空氣中彌漫著濃重的魚腥味,與此起彼伏的叫賣聲交織纏繞,形成一幅極具煙火氣的市井畫卷。
羅清遠、周戰壕、路北方一行七八人,身著便裝有前,面帶微笑,主動上前與賣菜的村民攀談,詢問菜價,關心收成。
驛丹云和鄭浩等人,則佯裝路人,跟在后面。
不過,在隨意的走訪途中,羅清遠特意和周戰壕湊近耳朵,讓他從帶來的省公安廳幾人中,特別留意下鎮上有沒有陌生面孔,別放過任何可疑之處?還要派人,前去那幾處軍事設施的隱蔽觀察點,用望遠鏡瞅瞅周邊環境,找守衛的同志了解下情況,看看有沒有異常?
周戰壕所帶的隨從人員接到命令,神色一凜,立刻領會意圖,輕輕點頭,悄然隱入人群,執行任務去了!
不過,令人欣慰的是,一番巡查下來,軍事設施安然無恙,保護狀況良好,并未發現明顯的安全隱患,就坦江來說,也沒有異常人員留置此地的跡象。
……
在這天的走訪中,看著羅清遠與當地村民聊得興起,眾人也無意打擾,相反紛紛走到路邊的柳樹下躲太陽。
路北方看著汗水潺潺的驛丹云,心疼地給她遞了幾張紙巾,看著她擦汗的時候,路北方這腦中,突然又記起,就是不久前,他與驛丹云一同在湖陽市特殊學校見原市長李明輝情人陳阿倩的場景!
這事兒,讓路北方微微皺眉,他將身子,湊近驛丹云身旁,輕聲問道:“丹云,陳阿倩那邊,可有什么新消息?她還與那個叫范云帆的,有聯系嗎?”
驛丹云抹了抹額上的汗珠,望著路北方道:“有聯系啊!不過,我沒過問這事,這事兒……一切線索,都是鄭浩在處理。
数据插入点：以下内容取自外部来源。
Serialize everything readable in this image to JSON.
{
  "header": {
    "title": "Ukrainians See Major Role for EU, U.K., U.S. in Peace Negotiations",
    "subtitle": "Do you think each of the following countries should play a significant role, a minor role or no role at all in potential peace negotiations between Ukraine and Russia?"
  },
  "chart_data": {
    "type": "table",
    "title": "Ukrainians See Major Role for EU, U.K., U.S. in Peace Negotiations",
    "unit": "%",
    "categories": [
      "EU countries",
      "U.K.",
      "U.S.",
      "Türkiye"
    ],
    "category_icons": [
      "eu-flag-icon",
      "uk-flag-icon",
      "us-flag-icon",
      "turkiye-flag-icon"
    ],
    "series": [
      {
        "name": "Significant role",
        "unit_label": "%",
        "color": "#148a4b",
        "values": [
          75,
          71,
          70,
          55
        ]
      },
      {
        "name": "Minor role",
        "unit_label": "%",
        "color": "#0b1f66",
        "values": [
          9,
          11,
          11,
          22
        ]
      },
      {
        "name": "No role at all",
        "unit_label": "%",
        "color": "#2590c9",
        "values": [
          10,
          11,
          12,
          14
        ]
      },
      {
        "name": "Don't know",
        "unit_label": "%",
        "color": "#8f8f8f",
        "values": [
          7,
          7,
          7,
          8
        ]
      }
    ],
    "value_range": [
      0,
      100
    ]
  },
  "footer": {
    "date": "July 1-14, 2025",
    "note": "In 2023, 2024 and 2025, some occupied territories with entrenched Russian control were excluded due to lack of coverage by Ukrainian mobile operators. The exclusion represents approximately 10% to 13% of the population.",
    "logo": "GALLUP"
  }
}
”
路北方又招了招手,將鄭浩叫來,問他線索的問題。
鄭浩幾步上前,身姿挺拔,聲音沉穩地答道:“路書記,這陳阿倩倒是聽話,通過聊天,知道他在印尼。據她交代,范云帆前些日子還跟她通過視頻,背景看著像是在一處有些雜亂的廠房附近,周邊有不少當地人來來往往,口音也雜得很。我已經安排局里擅長追蹤網絡信息的同事,順著視頻通話的ip地址去深挖了,目前還在等進一步的消息。”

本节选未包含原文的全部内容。